Adam, Grace, and Matt prepare for a morning of leading canoe tours on Mono Lake. Photo by Sandra Noll.
Adam, Grace, and Matt prepare for a morning of leading canoe tours on Mono Lake. Photo by Sandra Noll.

Roughly eight months ago, I called Membership Assistant Terry in order to renew my Committee membership. While on the phone I impulsively decided to inquire regarding the possibility of working as a summer intern again. After some back-and-forth with Terry and Office Director Jess I was offered and accepted another summer intern position, bringing my experience in the Eastern Sierra full-circle.

This summer has been an incredible experience—it has been fantastic to work with both the familiar and new faces at the Committee; they are a great group of people doing even greater things. The varied work they do and the passion they exude inspires me to strive for the best. I also have been able to explore so many new areas, both near to and far from the Mono Basin. For example, last month I decided on a whim to purchase the last available day-hike permit for Mt. Whitney and visited the highest (Mt. Whitney: 14,505 feet above sea level) and lowest points (Badwater Basin: -282 feet) in the continental United States within the same 24 hour span.

Although I fear this may be my final time working at the Committee (I doubt they’ll have any need for an urban planner anytime soon), I indubitably plan on returning to the Mono Basin as often as I am able and remain deeply appreciative of all the invaluable experience I have gained while working here. To conclude, both working and living in the Eastern Sierra has been a life-changing experience; without the Mono Lake Committee I would not be the same person who I am today, for which I am deeply thankful.

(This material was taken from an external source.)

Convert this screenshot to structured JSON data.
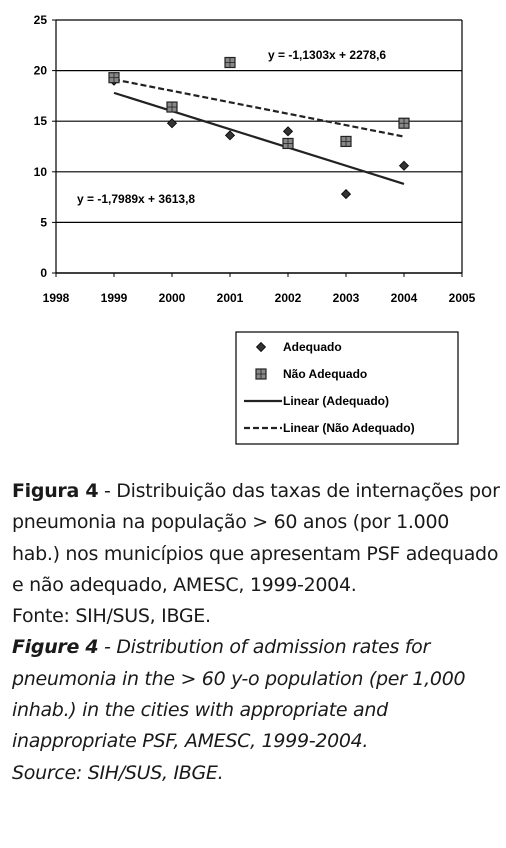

The 2016 Mono Lake Committee staff. Adam is on the far right in the third row from the bottom. Photo by Bartshe Miller.
The 2016 Mono Lake Committee staff. Adam is on the far right in the third row from the bottom. Photo by Bartshe Miller.

One comment

  1. This place has that effect on people. We first visited while camping at Virginia Lakes in 1994. Later we became part time residents. Two of our offspring were MLC Interns. Our daughter brought 15 of her closest friends to LV to celebrate the 4th of July this year. This is a wonderful town in a very special location.
    Enjoy (?) Utah and make the most of your time there.